Tentu persyaratan ini hanya bisa dipenuhi oleh orang orang yang punya modal besar, walhasil bagi pengecer yang bermodal pas-pasan hanya bisa meratapi nasib harus kehilangan salah satu atau bahkan satu satunya mata pencahariannya.
Inilah buah dari penerapan sistem ekonomi kapitalis, dengan kapitalisasi SDA (Sumber Daya Alam) yang merupakan hajat hidup rakyat, diserahkan pengelolaannya kepada swasta dan keuntungannya hanya dinikmati oleh segelintir orang yang berkuasa. Sementara pemberian subsidi yang sejatinya itu adalah hak rakyat justru dianggap beban. Kebijakan saat ini tidak lain adalah upaya pemerintah memuluskan penghapusan subsidi. Hanya saja, penghapusan subsidi akan banyak ditentang oleh masyarakat karena menganggap itu adalah kewajiban pemerintah yang sudah menjadi tugasnya untuk memberikan pelayanan terhadap rakyat, namun karena pemerintah masih ingin dianggap peduli oleh masyarakat, dibuatlah sebuah alasan bahwa subsidi tetap akan diberikan, tetapi harus tepat sasaran. Akhirnya kebijakan yang lahirpun hanya menguntungkan korporat, sedangkan rakyat kecil kehidupannya dibuat melarat.
Dalam Islam, tugas penguasa adalah ri’ayah su’unil ummah, yakni mengurusi kepentingan rakyat dengan sebaik-baik pelayanan. Penguasa bukanlah pelayan kepentingan korporat atau pejabat. Dengan pandangan ini, Islam menetapkan kebijakan terkait harta milik rakyat sebagai berikut:
Pertama, setiap harta yang terkategori milik umum, seperti minyak bumi, gas alam, batu bara, hutan, sungai, laut, sumber daya mineral, barang tambang dan sejenisnya, negara wajib mengelolanya dan mengembalikan hasil pengelolaan tersebut kepada rakyat agar mereka dapat menikmati dan memanfaatkannya.

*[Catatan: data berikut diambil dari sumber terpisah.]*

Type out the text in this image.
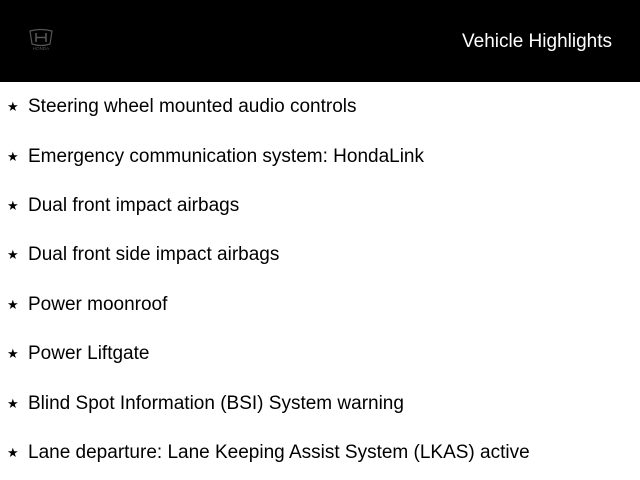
HONDA	Vehicle Highlights
★ Steering wheel mounted audio controls
★ Emergency communication system: HondaLink
★ Dual front impact airbags
★ Dual front side impact airbags
★ Power moonroof
★ Power Liftgate
★ Blind Spot Information (BSI) System warning
★ Lane departure: Lane Keeping Assist System (LKAS) active
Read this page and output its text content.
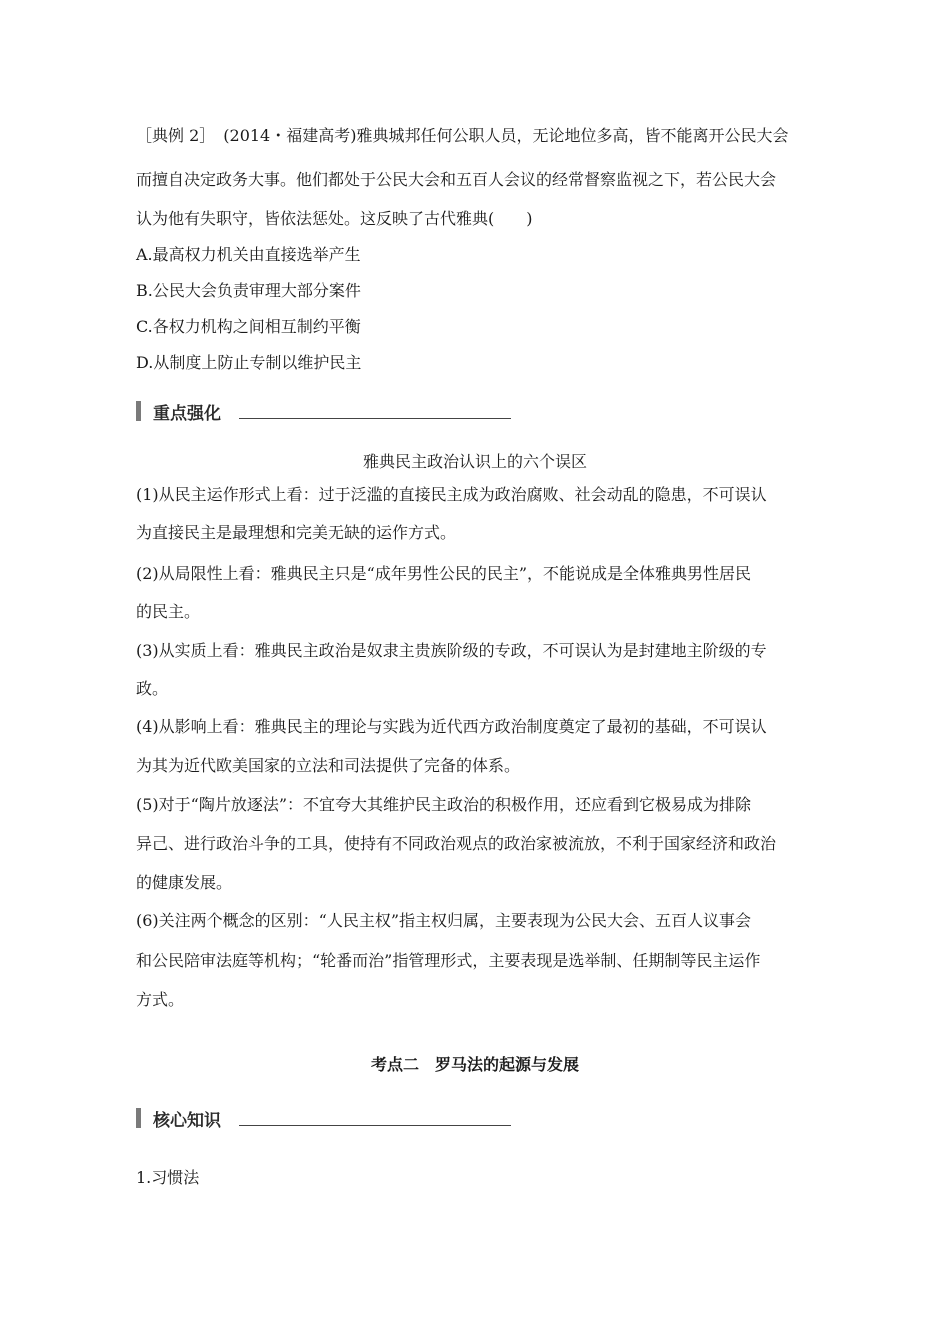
［典例 2］　(2014・福建高考)雅典城邦任何公职人员，无论地位多高，皆不能离开公民大会
而擅自决定政务大事。他们都处于公民大会和五百人会议的经常督察监视之下，若公民大会
认为他有失职守，皆依法惩处。这反映了古代雅典(　　)
A.最高权力机关由直接选举产生
B.公民大会负责审理大部分案件
C.各权力机构之间相互制约平衡
D.从制度上防止专制以维护民主
重点强化
雅典民主政治认识上的六个误区
(1)从民主运作形式上看：过于泛滥的直接民主成为政治腐败、社会动乱的隐患，不可误认
为直接民主是最理想和完美无缺的运作方式。
(2)从局限性上看：雅典民主只是“成年男性公民的民主”，不能说成是全体雅典男性居民
的民主。
(3)从实质上看：雅典民主政治是奴隶主贵族阶级的专政，不可误认为是封建地主阶级的专
政。
(4)从影响上看：雅典民主的理论与实践为近代西方政治制度奠定了最初的基础，不可误认
为其为近代欧美国家的立法和司法提供了完备的体系。
(5)对于“陶片放逐法”：不宜夸大其维护民主政治的积极作用，还应看到它极易成为排除
异己、进行政治斗争的工具，使持有不同政治观点的政治家被流放，不利于国家经济和政治
的健康发展。
(6)关注两个概念的区别：“人民主权”指主权归属，主要表现为公民大会、五百人议事会
和公民陪审法庭等机构；“轮番而治”指管理形式，主要表现是选举制、任期制等民主运作
方式。
考点二　罗马法的起源与发展
核心知识
1.习惯法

Sebagaimana sabda Nabi ﷺ, “Kaum muslim berserikat pada tiga perkara, yaitu air, padang rumput, dan api.” (HR Abu Dawud dan Ahmad). Hadis ini menjadi pedoman pengelolaan harta milik umum yang jumlahnya melimpah dan dibutuhkan masyarakat tidak boleh dikelola, dimiliki, atau dikuasai oleh individu, swasta, apalagi asing.
Kedua, negara mengelola SDA mulai dari proses produksi, distribusi, hingga masyarakat dapat memanfaatkannya dengan harga murah dan terjangkau. Kalaulah ada harga yang harus mereka bayar, itu hanya untuk mengganti biaya produksi saja. Negara tidak boleh mencari keuntungan dari hasil pengelolaan harta yang menjadi hajat publik.
Ketiga, dalam pemanfaatan LPG yang menjadi kebutuhan semua orang, tidak boleh ada dikotomi siapa yang harus menikmati dengan murah kekayaan alam tersebut. Seluruh rakyat berhak menikmatinya baik kaya maupun miskin, sehingga tidak ada istilah LPG subsidi dan nonsubsidi.
Demikianlah, pengelolaan LPG yang termasuk harta milik umum dalam sistem Islam. Tidak boleh ada komersialisasi dan kapitalisasi dalam pengelolaan serta penggunaannya. Penerapan sistem Islam secara kafah akan menuntaskan distribusi tidak tepat sasaran, menghilangkan sekat ketimpangan sosial, dan memudahkan rakyat mendapatkan apa yang sudah menjadi haknya dalam pengelolaan harta milik umum.